Getting public-private partnerships right in the US
With a US $3.8 trillion infrastructure deficit and constrained funding options[1], public-private partnerships are an excellent model for financing and delivering critical public infrastructure projects. P3 specialist Yaye-Mah Boye Sar offers guidance on how to get the best from this funding option.
Public-private partnerships (P3s) help stretch available public funding by joining with private development and investment to design, build and operate public infrastructure. While upfront procurement costs can be higher than in a traditional funding model, P3s enable projects to be delivered faster, on time and on budget, and with more efficient lifecycle considerations.

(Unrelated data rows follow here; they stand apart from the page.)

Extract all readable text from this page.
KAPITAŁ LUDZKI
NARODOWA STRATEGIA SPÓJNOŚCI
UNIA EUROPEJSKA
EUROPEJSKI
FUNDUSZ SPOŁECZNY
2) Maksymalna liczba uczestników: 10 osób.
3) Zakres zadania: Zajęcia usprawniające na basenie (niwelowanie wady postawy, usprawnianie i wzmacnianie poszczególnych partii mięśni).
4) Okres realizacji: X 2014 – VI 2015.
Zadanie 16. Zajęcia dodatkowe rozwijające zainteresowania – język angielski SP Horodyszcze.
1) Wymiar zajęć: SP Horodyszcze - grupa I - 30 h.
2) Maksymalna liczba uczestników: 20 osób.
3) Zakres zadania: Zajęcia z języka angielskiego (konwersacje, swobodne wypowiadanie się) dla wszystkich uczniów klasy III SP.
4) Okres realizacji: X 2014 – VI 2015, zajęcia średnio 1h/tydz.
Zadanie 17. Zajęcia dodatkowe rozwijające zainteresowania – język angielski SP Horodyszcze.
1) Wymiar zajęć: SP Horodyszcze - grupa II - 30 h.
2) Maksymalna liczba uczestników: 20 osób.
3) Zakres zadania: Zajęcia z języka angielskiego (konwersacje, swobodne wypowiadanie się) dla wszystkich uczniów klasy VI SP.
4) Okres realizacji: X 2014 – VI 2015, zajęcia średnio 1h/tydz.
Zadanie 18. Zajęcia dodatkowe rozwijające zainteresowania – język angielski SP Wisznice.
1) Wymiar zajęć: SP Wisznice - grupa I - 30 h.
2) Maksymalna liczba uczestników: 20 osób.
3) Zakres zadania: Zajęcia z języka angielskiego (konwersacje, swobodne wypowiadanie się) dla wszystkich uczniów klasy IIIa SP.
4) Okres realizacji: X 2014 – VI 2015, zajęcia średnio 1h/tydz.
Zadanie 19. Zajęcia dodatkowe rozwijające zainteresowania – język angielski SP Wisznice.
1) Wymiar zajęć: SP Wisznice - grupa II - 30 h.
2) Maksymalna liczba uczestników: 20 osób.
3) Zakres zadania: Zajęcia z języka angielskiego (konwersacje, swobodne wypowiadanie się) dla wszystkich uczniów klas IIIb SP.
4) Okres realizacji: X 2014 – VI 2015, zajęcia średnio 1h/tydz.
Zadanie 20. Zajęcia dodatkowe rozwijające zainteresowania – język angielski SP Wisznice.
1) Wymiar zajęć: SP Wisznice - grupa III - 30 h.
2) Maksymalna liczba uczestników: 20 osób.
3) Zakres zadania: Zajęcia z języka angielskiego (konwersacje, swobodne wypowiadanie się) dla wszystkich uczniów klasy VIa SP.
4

The inherent features of P3s – innovation, transparency, balanced risk transfer, performance-based approach, and lifecycle and operate and maintain (O&M) considerations to name a few – lead to project outcomes that are oftentimes superior for infrastructure owners and the public.
P3s are however unique, complex and challenging, and they don’t easily apply to all project sizes and types. Public clients considering P3s must go in with eyes wide open and complete their homework before engaging in such a procurement. Here are six considerations for using P3s the right way :(The below presumes that the state, city, county entity has P3 legislation and clear regulations to enter into a P3.)

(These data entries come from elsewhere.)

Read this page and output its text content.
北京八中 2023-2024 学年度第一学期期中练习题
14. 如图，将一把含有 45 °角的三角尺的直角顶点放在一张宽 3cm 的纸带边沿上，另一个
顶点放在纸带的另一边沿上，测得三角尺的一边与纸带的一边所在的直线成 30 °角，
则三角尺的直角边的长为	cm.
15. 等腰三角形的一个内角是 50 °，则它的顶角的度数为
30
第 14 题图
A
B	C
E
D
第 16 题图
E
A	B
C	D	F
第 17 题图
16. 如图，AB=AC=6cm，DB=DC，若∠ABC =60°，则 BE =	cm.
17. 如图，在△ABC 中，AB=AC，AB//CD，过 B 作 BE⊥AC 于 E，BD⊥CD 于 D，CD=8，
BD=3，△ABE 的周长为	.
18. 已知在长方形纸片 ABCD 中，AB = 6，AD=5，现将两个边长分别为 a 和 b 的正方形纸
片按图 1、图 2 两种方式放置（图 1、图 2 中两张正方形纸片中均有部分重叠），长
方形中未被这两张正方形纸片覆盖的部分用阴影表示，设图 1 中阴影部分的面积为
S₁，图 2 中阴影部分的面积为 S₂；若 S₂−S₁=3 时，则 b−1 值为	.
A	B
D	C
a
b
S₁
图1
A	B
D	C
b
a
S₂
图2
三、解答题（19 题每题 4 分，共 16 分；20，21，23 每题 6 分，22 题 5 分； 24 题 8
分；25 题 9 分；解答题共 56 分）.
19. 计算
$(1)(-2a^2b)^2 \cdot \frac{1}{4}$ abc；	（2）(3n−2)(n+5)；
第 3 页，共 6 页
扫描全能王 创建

1. Select the right project
While very effective, P3s are not suitable for all projects. Infrastructure owners should conduct the necessary due diligence in terms of project selection. This can be done through a project screening and prioritization process whereby candidate projects are evaluated across various criteria. Suitable projects would at a minimum meet some of the criteria below:
• Criticality: Meets a public need and brings significant economic benefits
• Political support AND public support: Has rock-solid political support from a project champion such as a governor, mayor, or county executive. Support of the populace is equally important
• Preparation level: Preliminary studies / environmental process underway / value-for-money analysis
• Financial feasibility: Is the project financially feasible? What is its revenue generating potential if any? Are there revenue or funding sources dedicated?
• Size and complexity: Is the project of sufficient size and complexity (smaller projects can be bundled)?
2. Dedicate resources for the process: hire experienced advisors and increase staff P3 capacity
Allocate resources for project preparation and P3 technical, procurement, legal, financial advisors. Advisors will help you
• Prepare a business case / project definition
• Determine whether P3 is best method (various screening tools / value for money analysis)
• Assess regulatory and legal framework and what is required to go forward with a P3
• Identify the right form of contract (risk transfer)
• Prepare tender documents and help evaluate bids
• Boost client’s office’s P3 capacity/expertise
It is equally important to have government staff who are skilled, dynamic, entrepreneurial team members within the procuring agency. P3s are non-traditional and will require technical, operational, legal, financial background / experience.
3. Determine usage / availability of federal credit assistance
• Federal programs such as Transportation Infrastructure Finance and Innovation Act (TIFIA) or Private Activity Bonds (PABS) help reduce financing costs associated with a P3. As the Department of Transportation’s Build America Bureau explains, TIFIA “provides credit assistance in the form of direct loans, loan guarantees, and standby lines of credit to eligible projects” at much more favorable and flexible terms than in the capital markets. PABS provide private developers and operators access to tax-exempt interest rates -and thus lower the cost of capital significantly.
4. Listen to the industry
• Conduct market sounding, industry forum, meet with prospective bidders – investors, developers, engineering and construction firms, O&M and facility maintenance providers
• Get feedback on risk transfer, what will be bankable?
5. Be open to industry innovations and to unsolicited proposals
• P3s bring more benefits when owners or government agencies structure requirements based on outcomes and allow the private sector to innovate. It is important to craft project requirements in terms of desired outputs vs prescriptive specifications.
• Be open to unsolicited proposals – unsolicited proposals are when the private sectors initiate a potential solution to address a key client need. A number of successful projects originated from unsolicited proposals.
6. Communicate, communicate, communicate to the public
• The importance of political and public support cannot be overstated. Communication is key to secure and maintain this support not only during procurement but also during construction and operations.
• Communicate regularly and frequently with the public. Be super transparent about benefits of the project and the benefits of using the P3 delivery method
• Manage political stakeholders throughout the full life of the project
• Help dispel myths around P3s
Notwithstanding the upfront work that is required, a key benefit of P3s is that upon financial close, all commitments, obligations and contracts are locked in for 15-20-30+ years. Projects are shovel-ready and advance quickly – often times completing ahead of budget and schedule. Long-term performance is ensured and incentivized through rigorous asset performance .
P3s are widely used successfully around the world, but on a limited basis in the US. With a $3.8T need for infrastructure, US governmental entities are wise to consider P3s as an option to stretch public funding, accelerate delivery, and transfer risks, while protecting taxpayers.